Dimensions of depressive symptoms and smoking cessation

Adam M Leventhal, Susan E Ramsey, Richard A Brown, Heather R LaChance, Christopher W Kahler
Nicotine & Tobacco Research 2008, 10 (3): 507-17
Because different psychopathologic components of depressive symptoms may have distinct etiologies, examining their differential effects on smoking cessation may elucidate mechanisms underlying the smoking-depression relationship.

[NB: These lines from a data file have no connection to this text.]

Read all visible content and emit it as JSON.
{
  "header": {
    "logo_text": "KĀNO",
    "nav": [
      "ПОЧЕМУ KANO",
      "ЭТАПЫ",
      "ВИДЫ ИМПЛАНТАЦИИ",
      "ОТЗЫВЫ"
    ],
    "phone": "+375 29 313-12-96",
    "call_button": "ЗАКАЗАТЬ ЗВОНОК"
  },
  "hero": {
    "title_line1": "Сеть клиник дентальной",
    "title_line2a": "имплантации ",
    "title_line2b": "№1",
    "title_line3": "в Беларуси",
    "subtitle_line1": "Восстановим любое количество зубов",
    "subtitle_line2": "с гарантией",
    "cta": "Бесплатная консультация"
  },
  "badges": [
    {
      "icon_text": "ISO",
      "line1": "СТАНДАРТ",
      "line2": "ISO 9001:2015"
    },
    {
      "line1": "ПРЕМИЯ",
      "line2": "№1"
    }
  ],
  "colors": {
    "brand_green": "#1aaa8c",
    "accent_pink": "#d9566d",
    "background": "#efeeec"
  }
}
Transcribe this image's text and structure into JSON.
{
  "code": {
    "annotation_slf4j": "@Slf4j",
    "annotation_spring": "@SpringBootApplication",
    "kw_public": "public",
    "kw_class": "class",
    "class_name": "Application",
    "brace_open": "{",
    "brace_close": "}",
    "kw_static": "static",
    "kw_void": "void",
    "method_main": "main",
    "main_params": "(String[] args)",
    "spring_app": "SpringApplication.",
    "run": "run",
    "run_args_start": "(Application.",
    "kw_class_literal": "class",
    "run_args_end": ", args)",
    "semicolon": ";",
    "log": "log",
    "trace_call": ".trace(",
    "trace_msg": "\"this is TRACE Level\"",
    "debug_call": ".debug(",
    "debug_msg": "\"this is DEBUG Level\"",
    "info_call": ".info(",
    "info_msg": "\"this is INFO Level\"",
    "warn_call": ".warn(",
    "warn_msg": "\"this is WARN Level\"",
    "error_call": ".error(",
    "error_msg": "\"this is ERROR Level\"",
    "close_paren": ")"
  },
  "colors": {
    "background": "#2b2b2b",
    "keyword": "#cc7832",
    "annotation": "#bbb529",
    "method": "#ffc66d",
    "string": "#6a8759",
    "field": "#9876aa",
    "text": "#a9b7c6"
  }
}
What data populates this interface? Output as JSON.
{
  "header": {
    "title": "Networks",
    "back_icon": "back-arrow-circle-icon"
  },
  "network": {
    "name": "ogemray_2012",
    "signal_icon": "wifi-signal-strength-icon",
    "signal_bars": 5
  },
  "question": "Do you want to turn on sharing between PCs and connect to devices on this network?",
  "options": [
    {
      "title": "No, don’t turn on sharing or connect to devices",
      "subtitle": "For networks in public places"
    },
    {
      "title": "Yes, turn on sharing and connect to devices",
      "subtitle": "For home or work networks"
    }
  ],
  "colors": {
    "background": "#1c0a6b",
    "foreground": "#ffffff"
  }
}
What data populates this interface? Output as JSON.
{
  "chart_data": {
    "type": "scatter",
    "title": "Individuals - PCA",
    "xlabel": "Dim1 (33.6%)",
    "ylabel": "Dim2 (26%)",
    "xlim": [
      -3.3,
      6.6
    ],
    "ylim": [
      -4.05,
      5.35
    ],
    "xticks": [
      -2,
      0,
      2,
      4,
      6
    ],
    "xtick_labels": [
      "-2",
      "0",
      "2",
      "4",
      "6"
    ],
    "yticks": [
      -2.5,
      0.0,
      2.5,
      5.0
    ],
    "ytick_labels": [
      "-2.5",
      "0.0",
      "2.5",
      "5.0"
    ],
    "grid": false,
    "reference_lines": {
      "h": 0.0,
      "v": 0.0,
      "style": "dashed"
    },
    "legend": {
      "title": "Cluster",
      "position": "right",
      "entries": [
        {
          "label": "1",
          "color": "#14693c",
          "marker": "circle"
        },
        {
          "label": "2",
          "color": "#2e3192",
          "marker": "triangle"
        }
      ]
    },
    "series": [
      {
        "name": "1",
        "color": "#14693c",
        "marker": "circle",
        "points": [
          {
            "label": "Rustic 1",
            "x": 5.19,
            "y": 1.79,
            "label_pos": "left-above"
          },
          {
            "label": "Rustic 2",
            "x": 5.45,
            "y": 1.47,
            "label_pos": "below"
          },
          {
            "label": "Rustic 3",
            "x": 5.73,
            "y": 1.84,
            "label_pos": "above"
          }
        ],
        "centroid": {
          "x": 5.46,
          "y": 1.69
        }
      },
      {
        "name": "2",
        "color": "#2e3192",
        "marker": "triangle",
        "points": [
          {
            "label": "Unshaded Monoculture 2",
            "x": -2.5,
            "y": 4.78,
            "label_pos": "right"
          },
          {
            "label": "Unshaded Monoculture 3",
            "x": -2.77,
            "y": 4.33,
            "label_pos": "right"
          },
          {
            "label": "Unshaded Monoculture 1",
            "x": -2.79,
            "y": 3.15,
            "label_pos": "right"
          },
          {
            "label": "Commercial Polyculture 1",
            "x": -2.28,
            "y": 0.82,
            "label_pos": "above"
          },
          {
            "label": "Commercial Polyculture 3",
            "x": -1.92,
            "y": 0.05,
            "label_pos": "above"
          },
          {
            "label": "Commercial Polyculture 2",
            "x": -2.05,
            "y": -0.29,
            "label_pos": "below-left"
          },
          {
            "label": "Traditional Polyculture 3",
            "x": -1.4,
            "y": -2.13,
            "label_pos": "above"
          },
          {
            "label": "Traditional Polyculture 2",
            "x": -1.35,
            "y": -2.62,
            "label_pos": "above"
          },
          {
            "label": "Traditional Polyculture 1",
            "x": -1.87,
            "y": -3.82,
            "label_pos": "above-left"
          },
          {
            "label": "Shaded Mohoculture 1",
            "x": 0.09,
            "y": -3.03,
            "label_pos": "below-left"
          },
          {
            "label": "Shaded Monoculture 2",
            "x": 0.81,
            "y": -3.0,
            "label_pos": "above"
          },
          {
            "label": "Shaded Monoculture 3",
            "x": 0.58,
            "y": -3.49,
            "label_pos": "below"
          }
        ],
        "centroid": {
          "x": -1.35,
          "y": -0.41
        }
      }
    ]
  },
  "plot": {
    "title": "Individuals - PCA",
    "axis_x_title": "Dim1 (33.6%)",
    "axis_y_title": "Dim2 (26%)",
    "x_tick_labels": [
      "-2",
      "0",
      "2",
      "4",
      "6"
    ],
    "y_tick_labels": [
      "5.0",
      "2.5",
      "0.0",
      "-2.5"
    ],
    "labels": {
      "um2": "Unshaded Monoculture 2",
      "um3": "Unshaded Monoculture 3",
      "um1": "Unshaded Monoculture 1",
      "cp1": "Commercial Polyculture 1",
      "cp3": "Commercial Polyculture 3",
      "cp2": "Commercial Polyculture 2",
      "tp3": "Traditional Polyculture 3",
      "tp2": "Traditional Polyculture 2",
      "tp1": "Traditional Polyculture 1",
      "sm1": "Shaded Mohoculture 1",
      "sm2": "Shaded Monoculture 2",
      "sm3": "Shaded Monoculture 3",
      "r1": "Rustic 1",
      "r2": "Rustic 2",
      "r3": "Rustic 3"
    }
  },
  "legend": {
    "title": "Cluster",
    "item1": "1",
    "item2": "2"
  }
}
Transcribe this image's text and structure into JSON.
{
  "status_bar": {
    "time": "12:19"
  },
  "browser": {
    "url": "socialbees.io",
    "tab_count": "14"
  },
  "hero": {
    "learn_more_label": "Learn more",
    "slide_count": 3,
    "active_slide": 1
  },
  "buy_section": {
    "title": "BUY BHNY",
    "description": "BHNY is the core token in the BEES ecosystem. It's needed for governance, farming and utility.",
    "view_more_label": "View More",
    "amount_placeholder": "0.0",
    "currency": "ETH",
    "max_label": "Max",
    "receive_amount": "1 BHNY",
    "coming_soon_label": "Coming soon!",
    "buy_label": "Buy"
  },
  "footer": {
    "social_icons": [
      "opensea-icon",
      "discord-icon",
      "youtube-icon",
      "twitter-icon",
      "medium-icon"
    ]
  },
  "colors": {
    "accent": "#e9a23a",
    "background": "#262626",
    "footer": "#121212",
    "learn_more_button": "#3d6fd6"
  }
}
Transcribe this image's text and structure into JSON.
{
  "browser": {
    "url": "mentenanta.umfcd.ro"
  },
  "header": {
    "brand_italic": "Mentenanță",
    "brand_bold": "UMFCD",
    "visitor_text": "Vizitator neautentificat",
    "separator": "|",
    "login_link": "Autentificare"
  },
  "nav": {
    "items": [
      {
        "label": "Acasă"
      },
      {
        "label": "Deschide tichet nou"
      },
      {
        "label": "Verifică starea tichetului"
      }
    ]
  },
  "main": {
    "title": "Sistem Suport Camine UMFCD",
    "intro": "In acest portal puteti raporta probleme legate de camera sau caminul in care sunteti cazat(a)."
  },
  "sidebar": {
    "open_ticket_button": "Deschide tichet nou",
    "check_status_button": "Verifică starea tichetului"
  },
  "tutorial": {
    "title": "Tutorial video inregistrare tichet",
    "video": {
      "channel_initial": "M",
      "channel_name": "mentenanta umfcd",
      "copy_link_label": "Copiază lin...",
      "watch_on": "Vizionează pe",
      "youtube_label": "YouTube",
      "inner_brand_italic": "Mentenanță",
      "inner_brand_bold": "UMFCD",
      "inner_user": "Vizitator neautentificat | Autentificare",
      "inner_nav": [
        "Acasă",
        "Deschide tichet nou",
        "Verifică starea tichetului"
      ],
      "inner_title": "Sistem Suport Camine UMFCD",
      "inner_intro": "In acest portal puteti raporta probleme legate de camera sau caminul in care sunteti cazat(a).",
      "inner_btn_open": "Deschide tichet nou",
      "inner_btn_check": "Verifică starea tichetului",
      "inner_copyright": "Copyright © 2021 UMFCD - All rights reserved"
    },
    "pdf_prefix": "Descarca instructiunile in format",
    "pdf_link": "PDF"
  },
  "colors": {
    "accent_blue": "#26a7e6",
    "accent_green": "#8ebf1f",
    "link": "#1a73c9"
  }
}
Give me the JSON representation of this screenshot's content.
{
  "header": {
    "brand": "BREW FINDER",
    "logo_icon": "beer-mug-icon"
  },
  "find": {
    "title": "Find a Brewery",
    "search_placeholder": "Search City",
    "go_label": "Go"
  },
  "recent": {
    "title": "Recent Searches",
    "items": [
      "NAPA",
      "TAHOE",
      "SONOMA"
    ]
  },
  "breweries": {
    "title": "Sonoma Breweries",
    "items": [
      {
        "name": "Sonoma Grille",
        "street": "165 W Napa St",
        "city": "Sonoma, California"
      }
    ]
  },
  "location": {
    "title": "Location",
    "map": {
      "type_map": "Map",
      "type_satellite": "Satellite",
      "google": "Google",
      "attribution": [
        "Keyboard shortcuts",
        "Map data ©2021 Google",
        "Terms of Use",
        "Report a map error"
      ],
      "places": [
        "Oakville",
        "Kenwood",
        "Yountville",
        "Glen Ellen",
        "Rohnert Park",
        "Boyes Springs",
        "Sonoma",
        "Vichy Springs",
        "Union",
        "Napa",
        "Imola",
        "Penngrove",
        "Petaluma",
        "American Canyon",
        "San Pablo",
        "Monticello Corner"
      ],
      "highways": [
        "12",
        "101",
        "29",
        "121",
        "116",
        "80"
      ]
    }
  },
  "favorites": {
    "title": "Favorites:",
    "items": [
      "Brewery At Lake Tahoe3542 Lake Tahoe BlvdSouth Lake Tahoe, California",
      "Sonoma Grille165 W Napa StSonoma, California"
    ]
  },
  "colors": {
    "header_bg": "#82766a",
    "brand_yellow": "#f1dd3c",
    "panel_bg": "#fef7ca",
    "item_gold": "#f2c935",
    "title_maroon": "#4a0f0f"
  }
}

Negative affect (NA), somatic features (SF), low positive affect/anhedonia (PA), and interpersonal disturbance (IP) have been identified as unique dimensions of depression that can be measured using the Center for Epidemiologic Studies Depression Scale (CESD). This study examined common and unique associations between CESD subscales and baseline smoking characteristics, nicotine withdrawal, and relapse in 157 participants enrolled in a smoking cessation trial for heavy social drinkers. Each dimension was univariately associated with negative and positive reinforcement smoking motives. Only SF had unique relations with tolerance smoking motives and univariate associations with nicotine dependence severity. Only PA predicted cessation-related changes in withdrawal symptoms on quit day. Analyses predicting abstinence at 8, 16, and 26 weeks post quit date showed that NA, SF, and PA each univariately predicted relapse, ps< or =.0083. Only low PA predicted poorer outcomes incrementally to the other dimensions, even when controlling for level of nicotine dependence, smoking frequency, and history of major depression, p = .0018. Interventions targeting anhedonia and low positive affect may be useful for smokers trying to quit.